Summarization using lexical chains is not such a new idea. The most prominent previous attempts of doing so were those of Barzilay and Elhadad 1997 and Brun [et. al.] 2001. However, there were a few aspects that we disliked about their work: Firstly, these projects were not available as software for public testing. Secondly, these papers completely ignored the referential structure of the text and would check any combination of noun phrases within a three radius sentence for a WordNet-relationship.
As we discovered Nadav Rotem's Open Text Summarizer (OTS), which was supposed to be a open source counter-strike agains the Summarization utility in MS Word, we realized that extending it with a knowledgebase might not be such a bad idea. As the example of MS Word shows, a text summarization utility that merely summarized by deleting sentences, is primarily used as a nice gimmick in office software that adresses the broad masses. Since most office software, including OpenOffice, nowadays is equipped with some sort of lexical data base, it would be worth the attempt of at least trying to incorporate a lexical-semantic data base in a robust summarization tool. After all, OpenOffice doesn't have a summarization utility so far, and there hasn't been a new release of the OTS in more than two years.
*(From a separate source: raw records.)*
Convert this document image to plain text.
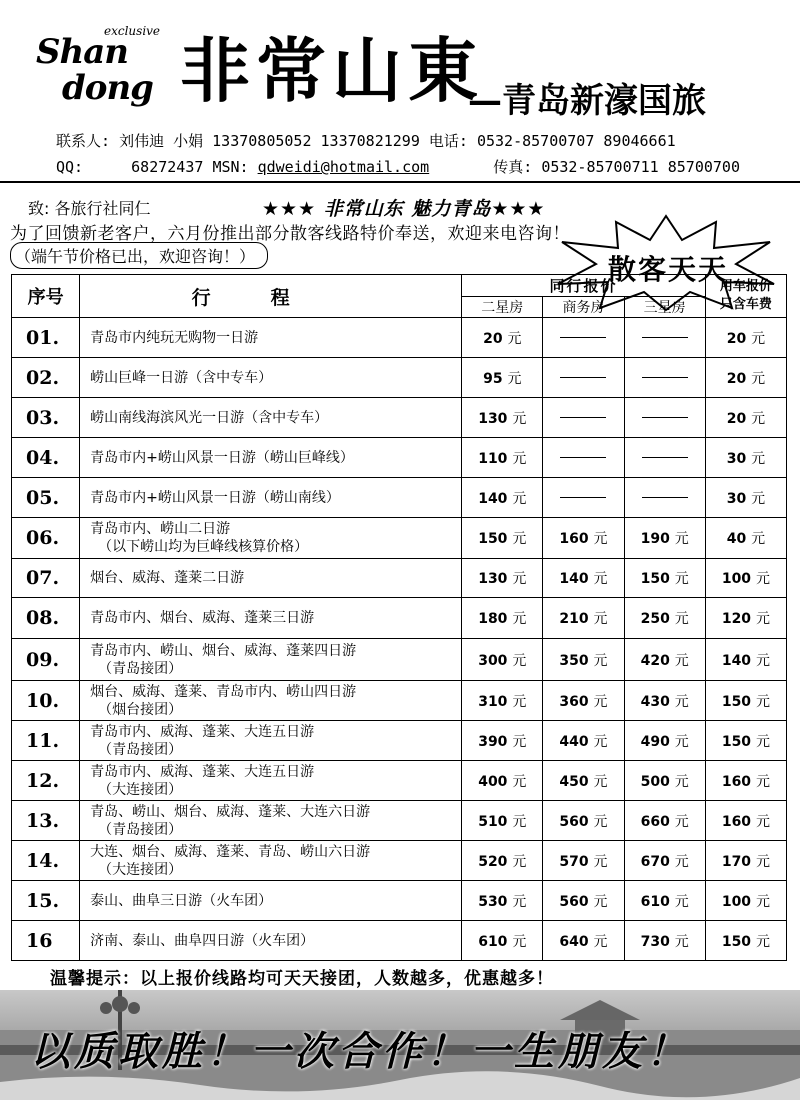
exclusive
Shan
dong 非常山東
—青岛新濠国旅
联系人: 刘伟迪 小娟 13370805052 13370821299 电话: 0532-85700707 89046661
QQ:	68272437 MSN: qdweidi@hotmail.com	传真: 0532-85700711 85700700
致: 各旅行社同仁	★★★ 非常山东 魅力青岛★★★
为了回馈新老客户，六月份推出部分散客线路特价奉送，欢迎来电咨询！
（端午节价格已出，欢迎咨询！）	散客天天
序号	行程	同行报价			用车报价
只含车费

		二星房	商务房	三星房	
01.	青岛市内纯玩无购物一日游	20 元			20 元
02.	崂山巨峰一日游（含中专车）	95 元			20 元
03.	崂山南线海滨风光一日游（含中专车）	130 元			20 元
04.	青岛市内+崂山风景一日游（崂山巨峰线）	110 元			30 元
05.	青岛市内+崂山风景一日游（崂山南线）	140 元			30 元
06.	青岛市内、崂山二日游
（以下崂山均为巨峰线核算价格）	150 元	160 元	190 元	40 元
07.	烟台、威海、蓬莱二日游	130 元	140 元	150 元	100 元
08.	青岛市内、烟台、威海、蓬莱三日游	180 元	210 元	250 元	120 元
09.	青岛市内、崂山、烟台、威海、蓬莱四日游
（青岛接团）	300 元	350 元	420 元	140 元
10.	烟台、威海、蓬莱、青岛市内、崂山四日游
（烟台接团）	310 元	360 元	430 元	150 元
11.	青岛市内、威海、蓬莱、大连五日游
（青岛接团）	390 元	440 元	490 元	150 元
12.	青岛市内、威海、蓬莱、大连五日游
（大连接团）	400 元	450 元	500 元	160 元
13.	青岛、崂山、烟台、威海、蓬莱、大连六日游
（青岛接团）	510 元	560 元	660 元	160 元
14.	大连、烟台、威海、蓬莱、青岛、崂山六日游
（大连接团）	520 元	570 元	670 元	170 元
15.	泰山、曲阜三日游（火车团）	530 元	560 元	610 元	100 元
16	济南、泰山、曲阜四日游（火车团）	610 元	640 元	730 元	150 元
温馨提示：以上报价线路均可天天接团，人数越多，优惠越多！
以质取胜！一次合作！一生朋友！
For our Studienprojekt, we wanted to take the OTS as a starting point for a new Python-based implementation of our own sentence-deleting text summarizer that would incorporate the following features:
Whereas OTS merely stemmed, we would extract whole noun phrases from a pre-tagged represenation of the text.
The importance of a sentence would not be determined by the number of equal word stems it contains, but by the length of the lexical chains encompassing this sentence.
Lexical chains are used as a form of representing the referential progression of noun phrases in the text. Noun phrases of equal reference are stored in such a lexical chain. They are built with a chaining algorithm based on the “Mechanism of Refering” in Hellwig 2004b.